With increased deregulation allowing more investment flow on the cards, this trend is expected to continue and investments through foreign direct investment (FDI) (a major concern in India), private equity, and venture capital investments will grow rapidly. However, India has rightly indicated that its interest to grow the economy will not be at the cost of its national security. Intelligence agencies have warned that allowing Chinese companies, especially those without clear ownership or equity transparency, to invest or acquire Indian companies may be risky. For example, the acquisition bid by Dubai Ports World of Peninsular and Oriental Steam Navigation Co and the entry of Egyptian telecom company Orascom through investments in Hutch India have been stopped. India is not alone in this healthy paranoia on who invests in its infrastructure. The United States had declined an offer by State owned Chinese Oil Company CNOOC of American Oil Company Unocal. Despite strong scrutiny and restrictions, FDI proposals continue to trickle in. Finance Ministry officials say that it has approved 18 FDI proposals valued at Rs. 568 crore (USD 126 million) in luxury brands, telecom, oil exploration, and manufacturing.

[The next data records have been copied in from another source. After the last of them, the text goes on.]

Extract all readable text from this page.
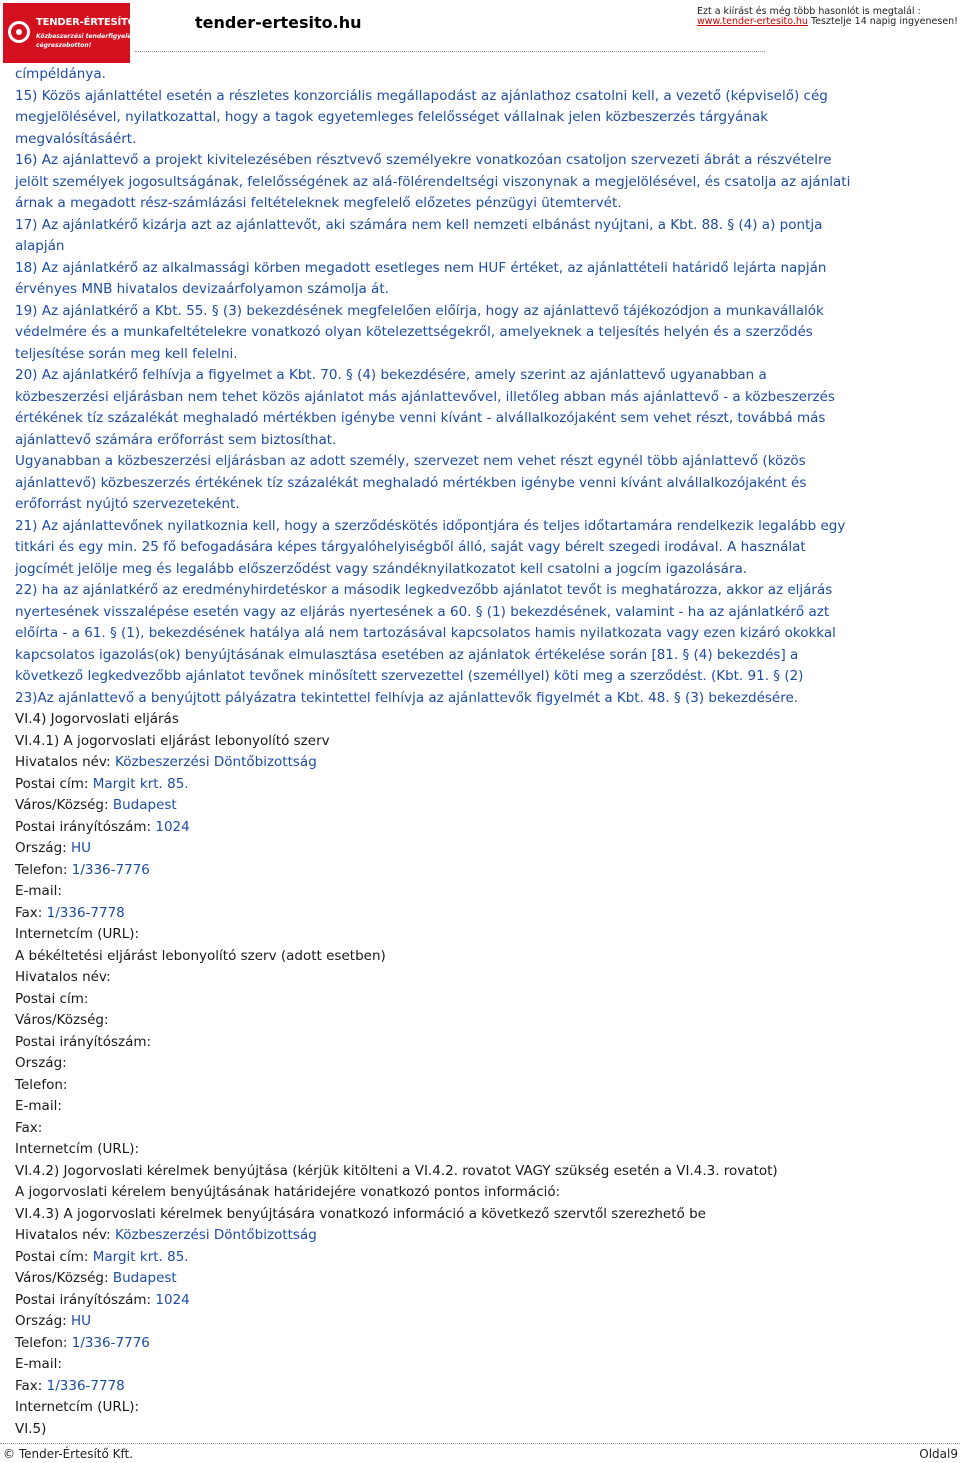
TENDER-ÉRTESÍTŐ.hu
Közbeszerzési tenderfigyelés
cégreszobotton!
tender-ertesito.hu
Ezt a kiírást és még több hasonlót is megtalál :
www.tender-ertesito.hu Tesztelje 14 napig ingyenesen!
címpéldánya.
15) Közös ajánlattétel esetén a részletes konzorciális megállapodást az ajánlathoz csatolni kell, a vezető (képviselő) cég
megjelölésével, nyilatkozattal, hogy a tagok egyetemleges felelősséget vállalnak jelen közbeszerzés tárgyának
megvalósításáért.
16) Az ajánlattevő a projekt kivitelezésében résztvevő személyekre vonatkozóan csatoljon szervezeti ábrát a részvételre
jelölt személyek jogosultságának, felelősségének az alá-fölérendeltségi viszonynak a megjelölésével, és csatolja az ajánlati
árnak a megadott rész-számlázási feltételeknek megfelelő előzetes pénzügyi ütemtervét.
17) Az ajánlatkérő kizárja azt az ajánlattevőt, aki számára nem kell nemzeti elbánást nyújtani, a Kbt. 88. § (4) a) pontja
alapján
18) Az ajánlatkérő az alkalmassági körben megadott esetleges nem HUF értéket, az ajánlattételi határidő lejárta napján
érvényes MNB hivatalos devizaárfolyamon számolja át.
19) Az ajánlatkérő a Kbt. 55. § (3) bekezdésének megfelelően előírja, hogy az ajánlattevő tájékozódjon a munkavállalók
védelmére és a munkafeltételekre vonatkozó olyan kötelezettségekről, amelyeknek a teljesítés helyén és a szerződés
teljesítése során meg kell felelni.
20) Az ajánlatkérő felhívja a figyelmet a Kbt. 70. § (4) bekezdésére, amely szerint az ajánlattevő ugyanabban a
közbeszerzési eljárásban nem tehet közös ajánlatot más ajánlattevővel, illetőleg abban más ajánlattevő - a közbeszerzés
értékének tíz százalékát meghaladó mértékben igénybe venni kívánt - alvállalkozójaként sem vehet részt, továbbá más
ajánlattevő számára erőforrást sem biztosíthat.
Ugyanabban a közbeszerzési eljárásban az adott személy, szervezet nem vehet részt egynél több ajánlattevő (közös
ajánlattevő) közbeszerzés értékének tíz százalékát meghaladó mértékben igénybe venni kívánt alvállalkozójaként és
erőforrást nyújtó szervezeteként.
21) Az ajánlattevőnek nyilatkoznia kell, hogy a szerződéskötés időpontjára és teljes időtartamára rendelkezik legalább egy
titkári és egy min. 25 fő befogadására képes tárgyalóhelyiségből álló, saját vagy bérelt szegedi irodával. A használat
jogcímét jelölje meg és legalább előszerződést vagy szándéknyilatkozatot kell csatolni a jogcím igazolására.
22) ha az ajánlatkérő az eredményhirdetéskor a második legkedvezőbb ajánlatot tevőt is meghatározza, akkor az eljárás
nyertesének visszalépése esetén vagy az eljárás nyertesének a 60. § (1) bekezdésének, valamint - ha az ajánlatkérő azt
előírta - a 61. § (1), bekezdésének hatálya alá nem tartozásával kapcsolatos hamis nyilatkozata vagy ezen kizáró okokkal
kapcsolatos igazolás(ok) benyújtásának elmulasztása esetében az ajánlatok értékelése során [81. § (4) bekezdés] a
következő legkedvezőbb ajánlatot tevőnek minősített szervezettel (személlyel) köti meg a szerződést. (Kbt. 91. § (2)
23)Az ajánlattevő a benyújtott pályázatra tekintettel felhívja az ajánlattevők figyelmét a Kbt. 48. § (3) bekezdésére.
VI.4) Jogorvoslati eljárás
VI.4.1) A jogorvoslati eljárást lebonyolító szerv
Hivatalos név: Közbeszerzési Döntőbizottság
Postai cím: Margit krt. 85.
Város/Község: Budapest
Postai irányítószám: 1024
Ország: HU
Telefon: 1/336-7776
E-mail:
Fax: 1/336-7778
Internetcím (URL):
A békéltetési eljárást lebonyolító szerv (adott esetben)
Hivatalos név:
Postai cím:
Város/Község:
Postai irányítószám:
Ország:
Telefon:
E-mail:
Fax:
Internetcím (URL):
VI.4.2) Jogorvoslati kérelmek benyújtása (kérjük kitölteni a VI.4.2. rovatot VAGY szükség esetén a VI.4.3. rovatot)
A jogorvoslati kérelem benyújtásának határidejére vonatkozó pontos információ:
VI.4.3) A jogorvoslati kérelmek benyújtására vonatkozó információ a következő szervtől szerezhető be
Hivatalos név: Közbeszerzési Döntőbizottság
Postai cím: Margit krt. 85.
Város/Község: Budapest
Postai irányítószám: 1024
Ország: HU
Telefon: 1/336-7776
E-mail:
Fax: 1/336-7778
Internetcím (URL):
VI.5)
© Tender-Értesítő Kft.	Oldal9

In the near future, Oil and Natural Gas Corporation (ONGC) is leading the Indian expansion with plans to invest in Sakhalin oil fields and exploring oil investment opportunities in Libya. In inbound terms, Credit Rating Information Services of India Limited (CRISIL) says that the next major outsourcing opportunity is legal services that could rise to USD 4 billion and provide 79,000 jobs by 2015 from the present USD 60-80 million. The upward legal outsourcing potential is being pegged at USD 25 billion.